0
votes

Below is my code : I am trying to access s3 files from spark locally. But getting error : Exception in thread "main" org.apache.hadoop.security.AccessControlException: Permission denied: s3n://bucketname/folder I am also using jars :hadoop-aws-2.7.3.jar,aws-java-sdk-1.7.4.jar,hadoop-auth-2.7.1.jar while submitting spark job from cmd.

package org.test.snow
import org.apache.spark._
import org.apache.spark.SparkContext._
import org.apache.log4j._
import org.apache.spark.storage.StorageLevel
import org.apache.spark.sql.SparkSession
import org.apache.spark.util.Utils
import org.apache.spark.sql._
import org.apache.hadoop.fs.FileSystem
import org.apache.hadoop.fs.Path

object SnowS3 {
def main(args: Array[String]) {
val conf = new SparkConf().setAppName("IDV4")
val sc = new SparkContext(conf)
val spark = new org.apache.spark.sql.SQLContext(sc)
import spark.implicits._
sc.hadoopConfiguration.set("fs.s3a.impl","org.apache.hadoop.fs.s3native.NativeS3FileSystem")
sc.hadoopConfiguration.set("fs.s3a.awsAccessKeyId", "A*******************A")
sc.hadoopConfiguration.set("fs.s3a.awsSecretAccessKey","A********************A")
val cus_1=spark.read.format("com.databricks.spark.csv")
.option("header","true")
.option("inferSchema","true")
.load("s3a://tb-us-east/working/customer.csv")
cus_1.show()
    }
}

Any help would be appreciated.

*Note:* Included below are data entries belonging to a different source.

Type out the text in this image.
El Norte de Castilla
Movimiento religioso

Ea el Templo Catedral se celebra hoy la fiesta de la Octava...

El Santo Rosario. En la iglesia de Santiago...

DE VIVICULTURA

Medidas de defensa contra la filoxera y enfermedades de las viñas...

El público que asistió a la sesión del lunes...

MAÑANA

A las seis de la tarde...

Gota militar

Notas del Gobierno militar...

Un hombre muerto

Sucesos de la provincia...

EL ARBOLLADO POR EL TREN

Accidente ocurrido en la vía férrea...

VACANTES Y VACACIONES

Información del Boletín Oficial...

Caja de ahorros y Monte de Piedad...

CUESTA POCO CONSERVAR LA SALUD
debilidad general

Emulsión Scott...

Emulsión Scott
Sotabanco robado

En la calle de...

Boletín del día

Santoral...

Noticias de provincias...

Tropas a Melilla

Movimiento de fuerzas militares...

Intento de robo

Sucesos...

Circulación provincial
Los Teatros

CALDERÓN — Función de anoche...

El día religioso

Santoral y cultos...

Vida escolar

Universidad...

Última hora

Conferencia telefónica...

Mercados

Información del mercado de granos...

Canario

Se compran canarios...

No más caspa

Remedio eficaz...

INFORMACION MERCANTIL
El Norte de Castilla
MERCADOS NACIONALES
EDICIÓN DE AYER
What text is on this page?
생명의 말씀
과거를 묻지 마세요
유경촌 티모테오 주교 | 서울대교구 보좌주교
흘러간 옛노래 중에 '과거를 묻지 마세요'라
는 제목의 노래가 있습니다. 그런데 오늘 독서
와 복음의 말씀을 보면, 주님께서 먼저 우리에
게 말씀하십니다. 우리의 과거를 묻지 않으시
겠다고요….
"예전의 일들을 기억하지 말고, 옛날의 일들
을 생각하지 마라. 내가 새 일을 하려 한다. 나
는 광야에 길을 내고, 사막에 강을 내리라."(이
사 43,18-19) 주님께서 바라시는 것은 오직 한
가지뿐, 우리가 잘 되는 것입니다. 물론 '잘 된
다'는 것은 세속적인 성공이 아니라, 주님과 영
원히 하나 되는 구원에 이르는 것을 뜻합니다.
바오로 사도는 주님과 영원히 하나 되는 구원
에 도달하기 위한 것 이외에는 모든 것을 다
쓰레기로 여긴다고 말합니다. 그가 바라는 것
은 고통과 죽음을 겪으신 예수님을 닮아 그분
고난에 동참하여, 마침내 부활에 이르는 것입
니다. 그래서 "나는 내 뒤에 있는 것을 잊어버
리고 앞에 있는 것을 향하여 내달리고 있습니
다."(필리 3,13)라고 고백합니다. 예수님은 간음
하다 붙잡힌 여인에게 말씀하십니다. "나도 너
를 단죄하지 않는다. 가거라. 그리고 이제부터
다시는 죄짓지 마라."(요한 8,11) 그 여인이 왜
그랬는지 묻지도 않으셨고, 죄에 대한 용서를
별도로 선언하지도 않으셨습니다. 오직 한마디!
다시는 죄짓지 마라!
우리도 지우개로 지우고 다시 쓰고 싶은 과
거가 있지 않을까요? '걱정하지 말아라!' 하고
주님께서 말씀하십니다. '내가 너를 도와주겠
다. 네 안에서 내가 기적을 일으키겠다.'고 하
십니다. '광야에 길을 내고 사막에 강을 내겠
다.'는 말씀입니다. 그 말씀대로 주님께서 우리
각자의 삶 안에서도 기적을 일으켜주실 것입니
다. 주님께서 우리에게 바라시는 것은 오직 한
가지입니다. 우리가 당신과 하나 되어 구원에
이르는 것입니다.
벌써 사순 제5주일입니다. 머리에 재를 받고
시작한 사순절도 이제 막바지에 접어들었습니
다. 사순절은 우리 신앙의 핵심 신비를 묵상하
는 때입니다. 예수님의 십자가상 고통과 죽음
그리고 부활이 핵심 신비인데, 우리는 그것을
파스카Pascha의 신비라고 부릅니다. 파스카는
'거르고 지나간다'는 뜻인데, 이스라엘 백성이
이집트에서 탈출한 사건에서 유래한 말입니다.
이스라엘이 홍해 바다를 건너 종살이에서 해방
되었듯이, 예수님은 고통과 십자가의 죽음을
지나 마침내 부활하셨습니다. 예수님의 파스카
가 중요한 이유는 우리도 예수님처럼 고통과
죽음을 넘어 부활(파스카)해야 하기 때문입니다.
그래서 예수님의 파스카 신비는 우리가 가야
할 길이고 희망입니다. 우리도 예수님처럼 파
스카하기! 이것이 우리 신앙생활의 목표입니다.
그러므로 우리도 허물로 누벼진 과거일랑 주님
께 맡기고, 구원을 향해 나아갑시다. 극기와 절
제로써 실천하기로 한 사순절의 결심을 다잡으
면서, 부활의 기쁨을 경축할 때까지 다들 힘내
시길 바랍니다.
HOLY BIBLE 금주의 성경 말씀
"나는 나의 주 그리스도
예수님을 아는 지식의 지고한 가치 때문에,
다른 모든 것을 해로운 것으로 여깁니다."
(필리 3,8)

FYI: I am using spark 2.1

1
are you able to access s3a://tb-us-east/working/customer.csv using aws cli using the same credentials? - Michael West
@Michael West Actually I am confused. How can I test this in aws cli ?meaning I need I should have EMR to test the spark code ..right? - user8613814
I meant testing the s3 access of your aws credentials. If it is a credentials issue then there may be no code issue. - Michael West
No no I am able to connect to snow flake using that credentials. There is no problem with credentials . - user8613814
I am able to run this code from EMR cluster but not locally .. No idea why :( - user8613814

1 Answers

2
votes

You shouldn't set that fs.s3a.impl option; that's a superstition which seems to persist in spark examples.

Instead uses the S3A connector just by using the s3a:// prefix with

  • consistent versions of hadoop-* jar versions. Yes, hadoop-aws-2.7.3 needs hadoop-common-2.7.3
  • setting the s3a specific authentication options, fs.s3a.access.key and `fs.s3a.secret.key'

If that doesn't work, look at the s3a troubleshooting docs